My most recent box from the Wine Society arrived a few weeks back. The parcel it’s always fun to unpack. I am a major fan of the Wine Society, which not only carries a huge variety of wine at all prices and has great customer service, but lists prices generally so competitive it must enrage other wine merchants with more conventional commercial drivers. (The Wine Soc is a cooperative, owned by its members, and can therefore invest profit in keeping prices down and improving facilities rather than in paying fat dividends to shareholders. Crazy idea. How wise of successive governments to suck the life out the cooperative movement in the interests of a hegemonic capitalist elite.)
In the spirit of mutuality therefore, can I mention a few of the many wines from the Wine Soc I’ve enjoyed in the past year or two?
The ones we’re drinking at the moment are, red-wise, Quinta das Bageiras Bairrada 2010 (£7.50, 13 per cent abv), The Society’s Corbieres 2013 (£7.50, 14 per cent abv), and Vina Zorzal Graciano Navarra 2012 (£6.95, 13.5 per cent abv).
The Bairrada isn’t what I was expecting. I’m modestly interested in Portuguese wine and like to try new ones and I suppose – for the reds – I tend to expect lots of sweet, ripe fruit, very delicious and warming. This red – though delicious – has a much more noticeable belt of acidity. In a good way. I could imagine chilling this one slightly and drinking it with a plate of air-dried ham and olives. It reminded me of some of the lighter, juicier Italian reds I like – barbera and so on. In fact, I have a bottle of the Wine Soc’s Dogliani Allagiornata, Clavesana 2013 (£7.50, 13.5 per cent abv) in the cupboard (a favourite) and I might try that side-by-side with the Bairrada, just to see if I’m talking rubbish again.

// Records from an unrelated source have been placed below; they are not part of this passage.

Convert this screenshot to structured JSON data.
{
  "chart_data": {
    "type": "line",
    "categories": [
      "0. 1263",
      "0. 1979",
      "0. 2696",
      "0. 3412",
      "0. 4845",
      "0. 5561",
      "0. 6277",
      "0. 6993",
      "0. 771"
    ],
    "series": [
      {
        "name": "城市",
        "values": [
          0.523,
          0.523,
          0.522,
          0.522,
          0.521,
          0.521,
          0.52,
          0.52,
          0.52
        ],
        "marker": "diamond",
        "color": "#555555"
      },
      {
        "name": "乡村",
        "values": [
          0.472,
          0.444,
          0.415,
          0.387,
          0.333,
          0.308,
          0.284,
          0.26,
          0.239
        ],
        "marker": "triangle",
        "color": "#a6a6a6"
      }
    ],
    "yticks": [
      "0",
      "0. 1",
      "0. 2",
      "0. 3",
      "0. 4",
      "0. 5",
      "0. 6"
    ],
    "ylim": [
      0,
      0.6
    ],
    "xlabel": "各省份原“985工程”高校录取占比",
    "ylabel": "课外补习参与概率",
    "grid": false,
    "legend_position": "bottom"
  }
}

For soemething completely different try the Society’s Corbieres. This is lethally drinkable. Pour a glass and the bottle will be gone before you know it. It’s round and juicy with a sweet lick of alcohol and a little dry herbiness to keep it balanced.
The one I keep reordering though is the Zorzal Graciano. This is Spanish and very good value. It has a little oak and tannin – just enough to give it bones – and good dark fruitiness. Undemanding but not boring. I don’t have a sort of house wine that I order by the case but if I did it would be this or something like it.
Obligatory fruit-based comparison: Bairrada – red cherry; the Corbieres – baked plum; the Graciano – damson with a touch of bay leaf.
A word too for the Jaspi Blanc Terra Alta 2013 from northern Spain (£7.95, 13.5 per cent abv). I paid £8.95 for this and three minutes later the Wine Society reduced the price by a quid. Grrrrr. But let me not be begrudging – it’s really good stuff at either price. Unoaked, a little roundness, dry, and long. Fruit-wise, it’s apparently quince. I’m not familiar with quince so we’ll go with peach fading to lemon.